Plan B is a much used expression in this prolonged and tumultuous Brexit story.   But have we actually got a Plan B for when Plan A fails - as it looks increasingly likely to do so ?  There's bold talk of plans and preparations for a 'no deal' outcome, but this is quite late in the day for such an important contingency to be being looked at and if we are to believe the pundits the preparations are being made in a rather wishy-washy fashion with no real bedrock to them.   Almost without exception now, the Brexit actions of the government are alienating both sides of the debate.  The Leavers aren't happy with Mrs May's Chequers plan and the Remainers are equally brassed off with it as well.   The PM, of course, doggedly insists her plan is the only plan to pursue but that probably tells us more about the PM's flawed leadership character than it does about the wisdom of her convictions.   She seems very blind to the image she is putting out both at home and abroad.  The victims of this blinkered outlook are, of course, us - the great British public.   So, there is some reasonableness in the public getting more than a little soured by government behaviour, lack if vision and distinct lack of ideas.  Mrs May's future in politics looks to be quite short - but she will no doubt retire with a nice pension, an after dinner speaking schedule and no doubt a few carefully selected corporate directorships.  She's unlikely to feel the pinch - unlike Joe Public.

So what are we left with ?  Is a no deal exit something to aim for ?  After all, back in June, 2016 that is exactly what was being exhorted - let's just leave, pay the perfidious EU nothing and make a new way for ourselves from scratch.  Great idea in principle but there are a few issues tied up in this that do need a little bit of attention, not least the trading and financial ones.  That said, the absence of progress with the EU is making viewpoints harden with an almost devil-may-care attitude developing within which a no deal exit may well be what we end up with.  So, if no deal is to be a likely outcome then let us start making Plan B something real and tangible.  Let us but some grit into that planning and making sure that Great Britain plc has a place to go on 30th March, 2019.
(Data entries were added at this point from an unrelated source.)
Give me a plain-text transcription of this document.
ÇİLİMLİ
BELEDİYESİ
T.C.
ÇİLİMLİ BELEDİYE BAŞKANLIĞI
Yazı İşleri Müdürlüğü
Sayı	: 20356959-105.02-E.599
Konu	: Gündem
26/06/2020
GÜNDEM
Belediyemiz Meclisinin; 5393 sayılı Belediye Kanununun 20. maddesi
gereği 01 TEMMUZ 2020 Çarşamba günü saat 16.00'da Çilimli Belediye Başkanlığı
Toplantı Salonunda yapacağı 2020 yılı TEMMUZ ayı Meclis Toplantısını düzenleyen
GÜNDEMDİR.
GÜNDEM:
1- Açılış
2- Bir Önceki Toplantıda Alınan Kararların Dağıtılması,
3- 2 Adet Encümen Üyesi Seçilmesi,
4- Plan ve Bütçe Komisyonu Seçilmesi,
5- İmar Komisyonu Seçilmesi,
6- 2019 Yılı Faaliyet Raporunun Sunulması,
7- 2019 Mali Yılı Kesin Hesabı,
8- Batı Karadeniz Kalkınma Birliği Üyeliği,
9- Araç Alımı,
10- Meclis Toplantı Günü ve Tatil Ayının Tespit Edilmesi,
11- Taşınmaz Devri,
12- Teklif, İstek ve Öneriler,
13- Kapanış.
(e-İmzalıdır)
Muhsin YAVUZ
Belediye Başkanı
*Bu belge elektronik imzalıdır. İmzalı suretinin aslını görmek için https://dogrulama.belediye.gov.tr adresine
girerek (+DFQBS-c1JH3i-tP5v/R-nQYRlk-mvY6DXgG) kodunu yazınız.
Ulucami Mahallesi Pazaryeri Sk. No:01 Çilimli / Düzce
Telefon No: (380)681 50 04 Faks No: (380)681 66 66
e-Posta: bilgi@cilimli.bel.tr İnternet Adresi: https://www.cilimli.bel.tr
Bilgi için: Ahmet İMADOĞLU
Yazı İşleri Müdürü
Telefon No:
Two things in the papers today have made my eyebrows twitch - an increasingly common affliction in me, I am told.  Both are media related.  The first is the idea of portraying Emmeline Pankhurst as a black woman in a new theatrical production.  Fine, you might say, if the production is nothing but a whimsical piece of entertainment.  However, the concept is, inevitably, being manipulated as a piece of diversity enforcement by those who believe their voices and viewpoints are more important than everyone else's.  History is what history was.   There's much to argue that a lot of recorded history is a bit dubious in content and context but it must surely be unwise to launch any revision to historical events through such a public media outlet as the theatre to try and re-write something that patently was not so.  So many rely on media output as being fact that a production like this does as much disservice to honest history as any incorrect recording of it did in the first place.  Rant over on that one.

The second tid-bit that agitated my ire was the notion of Strictly Come Dancing including same sex partners.   I'm guessing here, but I would wager money that much of the viewing figures for this glamorous show are made up from ordinary men and women who enjoy seeing good dancing performed by a man and a woman.  The routines, the dancing and the theme of this extravaganza is heterosexual in every possible way - the costumes exaggerate it, the music propounds it the whole context of the show exudes it.  And that's brilliant !  What can possibly be wrong in this challenged world where minority viewpoints are overwhelming good, common sense and proportionality, of seeing a glamorous display of skill and verve between a man and woman dancing ?   At the moment, the show is wisely defending its corner but the time will come - unless we display our disagreement - when the vested interests of the minority will rule the majority.  And that won't be a good day.